Insulin is required in all patients with type 1 diabetes, and in many patients with moderate or severe type 2 diabetes. There is more than 75 years of clinical experience with insulin. With proper dosing, it can be used safely in cases of renal or hepatic insufficiency, as well as in the hospital, nursing home, or as an outpatient. Disadvantages of insulin include the risk of hypoglycemia, weight gain, and patient psychological barriers to injection.

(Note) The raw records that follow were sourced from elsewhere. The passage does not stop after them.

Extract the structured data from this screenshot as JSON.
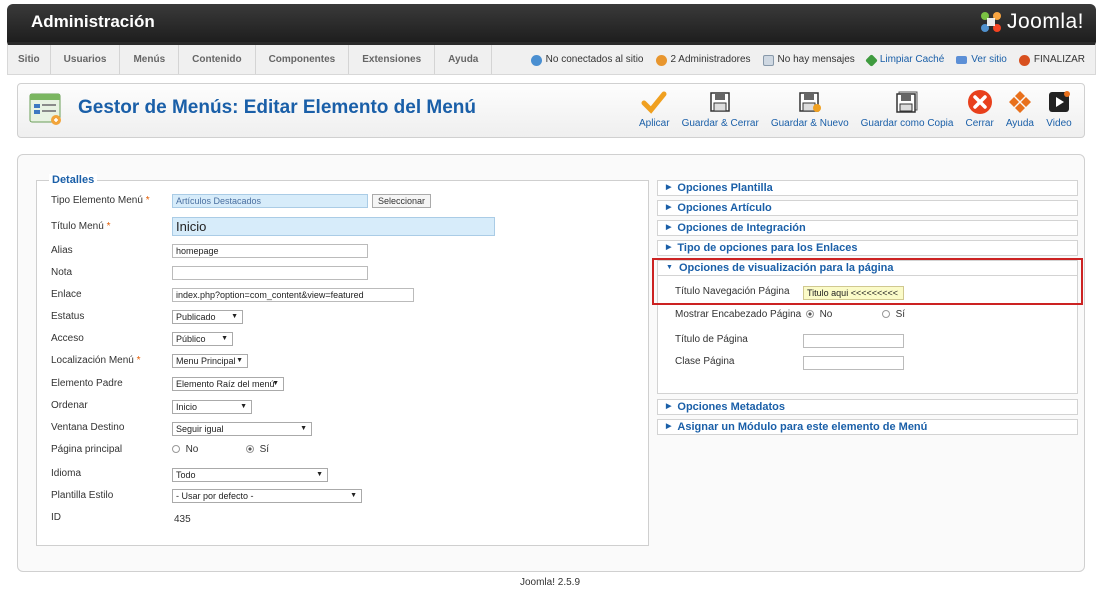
{
  "header": {
    "title": "Administración",
    "logo_text": "Joomla!"
  },
  "menubar": {
    "items": [
      "Sitio",
      "Usuarios",
      "Menús",
      "Contenido",
      "Componentes",
      "Extensiones",
      "Ayuda"
    ],
    "status": {
      "users": "No conectados al sitio",
      "admins": "2 Administradores",
      "messages": "No hay mensajes",
      "cache": "Limpiar Caché",
      "view_site": "Ver sitio",
      "logout": "FINALIZAR"
    }
  },
  "toolbar": {
    "page_title": "Gestor de Menús: Editar Elemento del Menú",
    "buttons": {
      "apply": "Aplicar",
      "save_close": "Guardar & Cerrar",
      "save_new": "Guardar & Nuevo",
      "save_copy": "Guardar como Copia",
      "close": "Cerrar",
      "help": "Ayuda",
      "video": "Video"
    }
  },
  "details": {
    "legend": "Detalles",
    "type_label": "Tipo Elemento Menú",
    "type_value": "Artículos Destacados",
    "select_button": "Seleccionar",
    "title_label": "Título Menú",
    "title_value": "Inicio",
    "alias_label": "Alias",
    "alias_value": "homepage",
    "note_label": "Nota",
    "note_value": "",
    "link_label": "Enlace",
    "link_value": "index.php?option=com_content&view=featured",
    "status_label": "Estatus",
    "status_value": "Publicado",
    "access_label": "Acceso",
    "access_value": "Público",
    "location_label": "Localización Menú",
    "location_value": "Menu Principal",
    "parent_label": "Elemento Padre",
    "parent_value": "Elemento Raíz del menú",
    "order_label": "Ordenar",
    "order_value": "Inicio",
    "target_label": "Ventana Destino",
    "target_value": "Seguir igual",
    "home_label": "Página principal",
    "home_no": "No",
    "home_yes": "Sí",
    "lang_label": "Idioma",
    "lang_value": "Todo",
    "template_label": "Plantilla Estilo",
    "template_value": "- Usar por defecto -",
    "id_label": "ID",
    "id_value": "435"
  },
  "panels": {
    "p1": "Opciones Plantilla",
    "p2": "Opciones Artículo",
    "p3": "Opciones de Integración",
    "p4": "Tipo de opciones para los Enlaces",
    "p5": "Opciones de visualización para la página",
    "p6": "Opciones Metadatos",
    "p7": "Asignar un Módulo para este elemento de Menú"
  },
  "page_display": {
    "nav_title_label": "Título Navegación Página",
    "nav_title_value": "Titulo aqui <<<<<<<<<",
    "show_heading_label": "Mostrar Encabezado Página",
    "show_heading_no": "No",
    "show_heading_yes": "Sí",
    "page_title_label": "Título de Página",
    "page_class_label": "Clase Página"
  },
  "footer": {
    "version": "Joomla! 2.5.9"
  }
}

Many different types of insulin have been developed to provide flexible treatment options for different patterns of hyperglycemia (Table 42–4). Commonly used longer-acting insulins include glargine and neutral protamine Hagedorn (NPH), which are used once or twice daily, respectively, to provide basal insulin for control of fasting glucose levels. Commonly used shorter-acting insulins include lispro and regular before meals to provide bolus insulin to control postprandial glucose levels. Insulin mixtures such as 70/30 (70% NPH and 30% regular) may help simplify insulin regimens for many patients. For many older patients with type 2 diabetes, once-daily long-acting insulin at nighttime, often in addition to metformin, may be a reasonable starting regimen.

Amylin mimetic—

Amylin is a peptide that is cosecreted with insulin and modulates glucose homeostasis by delaying gastric emptying, promoting satiety, and decreasing postprandial glucagon secretion. Pramlintide is the only amylin mimetic available in the United States; it is approved for subcutaneous use for patients with type 1 or 2 diabetes taking insulin. Although generally well-tolerated, its effect is modest, decreasing HbA1c approximately 0.5%. Pramlintide must be injected separately from insulin, complicating medication adherence.